The most important thing for a community is to see each other, to have the ability to look into each others’ eyes and ask for help thus acknowledging our interdependence. The image capturing this idea is a circle of African kids sitting with their legs stretched into the circle, toes touching, feet connected. It is the beginning of class for them, which includes going around the circle to tell stories. A village that builds on this is a sustainable place and reflects the sensibility of the people who live in the place.
In contrast to this stands the grid system the Romans imposed upon the conquered villages and cities – imposed precisely because it is easier to dominate and control people who live on a grid. The grid breaks the connections. It alienates the (social) intelligence from the culture. Many empires adopted this grid-system to design their villages and cities, including the Spanish in Mexico.

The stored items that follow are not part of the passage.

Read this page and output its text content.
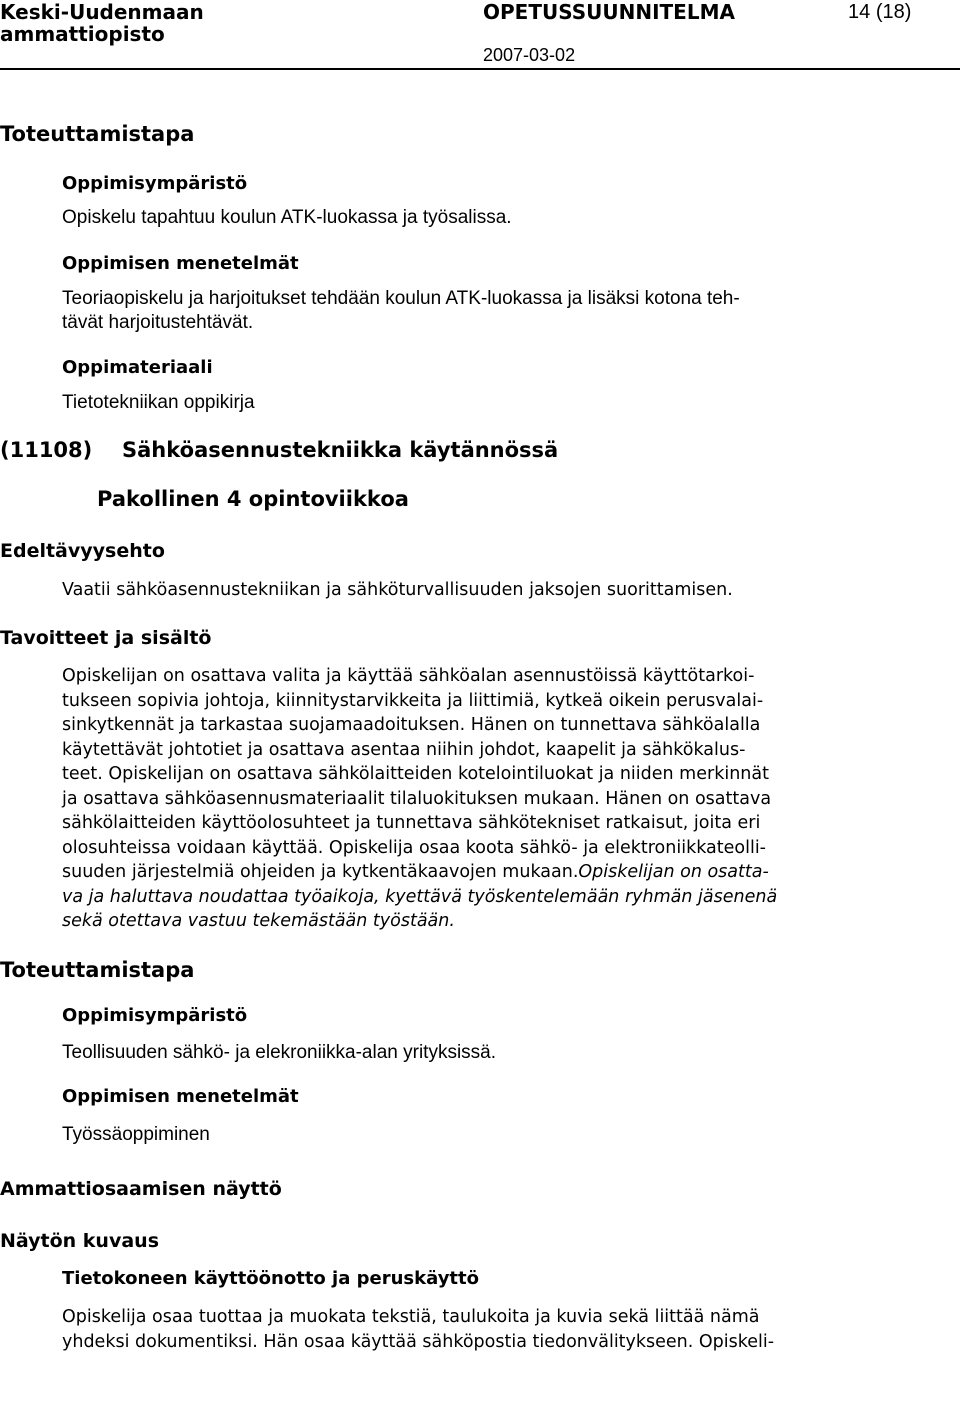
Keski-Uudenmaan
ammattiopisto
OPETUSSUUNNITELMA	14 (18)
2007-03-02
Toteuttamistapa
Oppimisympäristö
Opiskelu tapahtuu koulun ATK-luokassa ja työsalissa.
Oppimisen menetelmät
Teoriaopiskelu ja harjoitukset tehdään koulun ATK-luokassa ja lisäksi kotona teh-
tävät harjoitustehtävät.
Oppimateriaali
Tietotekniikan oppikirja
(11108) Sähköasennustekniikka käytännössä
Pakollinen 4 opintoviikkoa
Edeltävyysehto
Vaatii sähköasennustekniikan ja sähköturvallisuuden jaksojen suorittamisen.
Tavoitteet ja sisältö
Opiskelijan on osattava valita ja käyttää sähköalan asennustöissä käyttötarkoi-
tukseen sopivia johtoja, kiinnitystarvikkeita ja liittimiä, kytkeä oikein perusvalai-
sinkytkennät ja tarkastaa suojamaadoituksen. Hänen on tunnettava sähköalalla
käytettävät johtotiet ja osattava asentaa niihin johdot, kaapelit ja sähkökalus-
teet. Opiskelijan on osattava sähkölaitteiden kotelointiluokat ja niiden merkinnät
ja osattava sähköasennusmateriaalit tilaluokituksen mukaan. Hänen on osattava
sähkölaitteiden käyttöolosuhteet ja tunnettava sähkötekniset ratkaisut, joita eri
olosuhteissa voidaan käyttää. Opiskelija osaa koota sähkö- ja elektroniikkateolli-
suuden järjestelmiä ohjeiden ja kytkentäkaavojen mukaan.Opiskelijan on osatta-
va ja haluttava noudattaa työaikoja, kyettävä työskentelemään ryhmän jäsenenä
sekä otettava vastuu tekemästään työstään.
Toteuttamistapa
Oppimisympäristö
Teollisuuden sähkö- ja elekroniikka-alan yrityksissä.
Oppimisen menetelmät
Työssäoppiminen
Ammattiosaamisen näyttö
Näytön kuvaus
Tietokoneen käyttöönotto ja peruskäyttö
Opiskelija osaa tuottaa ja muokata tekstiä, taulukoita ja kuvia sekä liittää nämä
yhdeksi dokumentiksi. Hän osaa käyttää sähköpostia tiedonvälitykseen. Opiskeli-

There is one crucial difference between these grids and those used in the US: The Mexican grid required at least one public space. The US grid does not even contain that. The result is disastrous: The US has the lowest number of social gathering places and, thus, the highest social isolation, with its accompanying problems, including higher suicide and crime rates.
The grid has another (capitalist) advantage: It moves a culture from an ecology to an economy. People living on a grid are workers who through zoning are separated from their work place (zoning requires that we have to commute to work). Intersections are no longer places to mingle but are places to pass through.
To counteract the effects of the grid we have to de-grid our cities. We can do this by first reclaiming our power: We don’t have to wait for The Powerful to change something. We can simply reach out and start by redesigning an intersection. The goal is to create an geomorphic village that has pathways connecting nodes around the fabric of the housing. The nodes function as gathering places – they allow us to look each other in the eyes and remind us that we are the village (or neighborhood). The first step in this process is to get people out of the house and get them excited about reclaiming their neighborhoods. City Repair does that by closing down intersections and then painting on them to create a space to connect with neighbors – and the work of redesigning the intersection is itself connecting. This is done strategically in public places to plant the seeds for connecting communities – for creating geomorphic areas that spread throughout a modern city transforming the grid into a collection of neighborhoods centered around public meeting spaces. This process seems to work best with the involvement of children because they are still connected with their natural sense of adventure that can bridge the grid-divide. The process builds on our inclination to work with metaphor. What we paint on the intersection, what stands and benches we place around it, become metaphors that help us reconnect to each other. City Repair functions primarily as facilitators helping people relearn how to ask for help and thus engender relationships. To start, it’s best to get together with people in a neighborhood and test the waters to see their receptivity. But most importantly: Just start and figure out how to do things as you go along.
One of the challenges of repairing a city when aware of the economic and social injustices inherent in current cities is to figure out how to reach out to all classes and races. Portland is predominantly white and most of the City Repair work has happened in (white) middle-class neighborhoods. I think a task still to be addressed is to ensure that our geomorphic villages not only bridge the grid-divide but also the divides that were still part of European villages (one example of more geomorphic places). Even though villages had public centers – the public, especially the citizenry, was limited to those considered worthy of being citizens: White men with ownership. We have to be careful when doing the repair work that we do not ignore the analyses of feminists and others who have pointed out the problems with the idea of universal citizenship. City repair seems to be an approach that can be very inclusive but as long as we live in a patriarchal culture with its heteronormativity and racism, we need to consciously counteract our tendencies to favor the in-group. Reaching across the grid is a great start but we need to be aware that our neighborhoods very likely reflect biases. To truly build an alternative way of living we need to bridge the other divides as well.